Creating great apps for Apple’s mobile devices.

This podcast is no longer in production.

40: Tapping on Their Wrists in Morse Code

Published 15 September 2014 Hosted by Ben Trengrove, Daniel “Jelly” Farrelly and Jake MacMullin

Ben is back, and the couch dives into the September Apple event to try and determine what the future of development is going to be like with bigger screens, extensions that live on your wrist and the idea of connected devices.

Apple Pay is being rolled out in America first, but when can Australia expect to see it? More importantly, what sort of impact will it have, given that Google Wallet, it’s closest competitor, completely fizzled?

The iPhone now has much larger screen sizes, with the iPhone 6 coming in a 4.7” and 5.5” models, meaning that app creators will be forced to rethink the location of buttons and use of gestures. This also means that layout related calculations will have different implications, with the 5.5” model using different size classes to the iPhones that have come before it.

When discussion turns to the downsampling performed by the iPhone 6 plus, Jake takes the opportunity to bring up Auto Layout, and how to create proportional width constraints.
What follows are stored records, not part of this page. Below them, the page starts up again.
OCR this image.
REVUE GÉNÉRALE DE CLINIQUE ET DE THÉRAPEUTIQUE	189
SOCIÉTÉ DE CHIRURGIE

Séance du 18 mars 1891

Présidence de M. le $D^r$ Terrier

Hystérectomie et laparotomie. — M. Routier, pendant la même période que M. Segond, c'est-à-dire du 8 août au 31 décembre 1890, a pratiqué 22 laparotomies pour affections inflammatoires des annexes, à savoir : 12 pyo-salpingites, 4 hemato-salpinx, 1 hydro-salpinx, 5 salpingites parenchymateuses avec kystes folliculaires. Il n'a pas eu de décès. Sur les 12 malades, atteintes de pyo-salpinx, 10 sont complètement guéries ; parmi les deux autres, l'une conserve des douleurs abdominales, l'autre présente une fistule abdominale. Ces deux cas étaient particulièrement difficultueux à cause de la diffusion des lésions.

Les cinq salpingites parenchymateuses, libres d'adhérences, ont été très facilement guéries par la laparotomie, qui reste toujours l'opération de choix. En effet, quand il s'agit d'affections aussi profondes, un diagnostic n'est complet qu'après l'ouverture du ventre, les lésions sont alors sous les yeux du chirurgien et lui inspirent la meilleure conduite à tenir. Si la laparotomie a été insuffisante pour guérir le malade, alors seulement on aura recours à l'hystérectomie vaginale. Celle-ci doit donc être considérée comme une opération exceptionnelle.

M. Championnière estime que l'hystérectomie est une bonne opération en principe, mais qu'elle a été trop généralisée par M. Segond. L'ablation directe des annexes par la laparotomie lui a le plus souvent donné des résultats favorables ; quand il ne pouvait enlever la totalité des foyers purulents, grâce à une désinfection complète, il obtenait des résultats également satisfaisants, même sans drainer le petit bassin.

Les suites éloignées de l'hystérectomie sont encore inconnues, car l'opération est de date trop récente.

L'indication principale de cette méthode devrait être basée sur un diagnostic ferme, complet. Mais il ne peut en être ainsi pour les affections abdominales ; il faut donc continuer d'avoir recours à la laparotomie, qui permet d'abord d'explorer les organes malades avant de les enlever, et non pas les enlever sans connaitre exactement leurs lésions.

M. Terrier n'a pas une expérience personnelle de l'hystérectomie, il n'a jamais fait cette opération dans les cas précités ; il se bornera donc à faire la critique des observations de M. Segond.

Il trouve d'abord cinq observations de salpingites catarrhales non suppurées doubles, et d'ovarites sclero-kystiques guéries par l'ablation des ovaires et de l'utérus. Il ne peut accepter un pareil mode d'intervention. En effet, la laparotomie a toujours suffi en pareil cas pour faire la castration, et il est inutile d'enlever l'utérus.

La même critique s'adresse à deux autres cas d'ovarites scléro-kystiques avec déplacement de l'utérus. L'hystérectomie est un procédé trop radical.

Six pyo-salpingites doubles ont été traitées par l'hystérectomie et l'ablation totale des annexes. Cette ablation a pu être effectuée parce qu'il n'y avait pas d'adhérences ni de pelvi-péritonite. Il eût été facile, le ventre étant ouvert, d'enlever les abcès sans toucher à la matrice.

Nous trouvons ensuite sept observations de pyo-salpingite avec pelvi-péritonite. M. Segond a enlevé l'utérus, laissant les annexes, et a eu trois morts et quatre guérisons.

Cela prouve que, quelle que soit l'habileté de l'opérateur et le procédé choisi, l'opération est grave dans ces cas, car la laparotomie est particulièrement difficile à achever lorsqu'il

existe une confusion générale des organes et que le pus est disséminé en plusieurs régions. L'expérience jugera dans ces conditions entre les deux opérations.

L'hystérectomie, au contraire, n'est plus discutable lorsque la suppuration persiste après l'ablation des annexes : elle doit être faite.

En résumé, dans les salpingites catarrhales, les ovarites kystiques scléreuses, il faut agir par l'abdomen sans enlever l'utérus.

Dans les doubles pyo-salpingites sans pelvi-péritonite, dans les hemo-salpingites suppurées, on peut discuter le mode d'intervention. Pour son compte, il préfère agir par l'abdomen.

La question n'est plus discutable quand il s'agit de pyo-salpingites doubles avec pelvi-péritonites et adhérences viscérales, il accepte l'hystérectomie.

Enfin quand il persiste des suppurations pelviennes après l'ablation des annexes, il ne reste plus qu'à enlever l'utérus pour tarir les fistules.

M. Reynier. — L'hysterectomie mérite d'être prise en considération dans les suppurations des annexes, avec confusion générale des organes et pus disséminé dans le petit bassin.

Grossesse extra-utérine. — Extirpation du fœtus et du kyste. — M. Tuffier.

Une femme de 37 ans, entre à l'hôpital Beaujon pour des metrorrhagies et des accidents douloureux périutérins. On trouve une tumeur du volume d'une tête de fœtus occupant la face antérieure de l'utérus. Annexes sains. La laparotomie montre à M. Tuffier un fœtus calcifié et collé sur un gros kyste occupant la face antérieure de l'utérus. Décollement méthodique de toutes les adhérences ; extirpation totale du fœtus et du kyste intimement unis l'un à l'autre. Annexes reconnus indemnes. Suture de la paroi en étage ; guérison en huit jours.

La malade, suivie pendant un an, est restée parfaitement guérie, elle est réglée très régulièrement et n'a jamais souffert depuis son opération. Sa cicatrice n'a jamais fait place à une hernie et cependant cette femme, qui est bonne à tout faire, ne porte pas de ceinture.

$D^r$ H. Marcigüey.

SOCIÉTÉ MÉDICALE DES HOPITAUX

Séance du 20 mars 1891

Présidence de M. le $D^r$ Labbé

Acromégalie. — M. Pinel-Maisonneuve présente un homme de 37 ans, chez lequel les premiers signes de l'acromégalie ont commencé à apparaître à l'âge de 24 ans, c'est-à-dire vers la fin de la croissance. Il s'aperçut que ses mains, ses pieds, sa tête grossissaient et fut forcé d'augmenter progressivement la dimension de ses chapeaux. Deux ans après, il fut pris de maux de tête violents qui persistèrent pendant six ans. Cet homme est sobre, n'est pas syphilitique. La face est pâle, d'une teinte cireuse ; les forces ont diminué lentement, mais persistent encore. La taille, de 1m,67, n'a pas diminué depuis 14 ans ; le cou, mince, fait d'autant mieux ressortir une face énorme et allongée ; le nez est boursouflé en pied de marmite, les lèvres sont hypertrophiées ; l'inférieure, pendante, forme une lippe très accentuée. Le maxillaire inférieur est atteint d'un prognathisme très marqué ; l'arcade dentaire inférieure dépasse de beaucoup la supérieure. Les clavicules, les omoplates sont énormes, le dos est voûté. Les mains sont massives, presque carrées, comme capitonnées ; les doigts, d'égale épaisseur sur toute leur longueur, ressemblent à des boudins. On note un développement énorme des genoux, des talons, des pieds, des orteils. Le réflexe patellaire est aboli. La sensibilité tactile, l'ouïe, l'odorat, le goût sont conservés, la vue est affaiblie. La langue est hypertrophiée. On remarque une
Jelly counters with his own math based solution used to layout the collection view in GIFwrapped.

The most frustrating thing, however, is Apple’s solution to declaring support for the larger devices: detecting the presence of correctly sized launch images (of which there are now 20), or the use of a launch screen xib. The couch discusses the purpose of these and whether the issues they’ve seen with getting apps working across all devices.

Discussion then turns to the Apple Watch, and how this could be the launching point for a morse code resurgence. Jelly then turns the discussion to development, and with very little to go on, suggest the possibility that Apple Watch “apps” might end up as little more than extensions of apps on your iPhone.

From there, discussion turns to the Taptic Engine and its future as a feedback mechanism. When combined with iBeacons and other methods of detecting the world around you, will the watch become a player in giving you the ability to interact with the world around you?

Just to top off the episode, Jelly discusses his image caching adventures, discussing the pros and cons of three third-party image caching libraries: SDWebImage, Haneke and Path’s Fast Image Cache.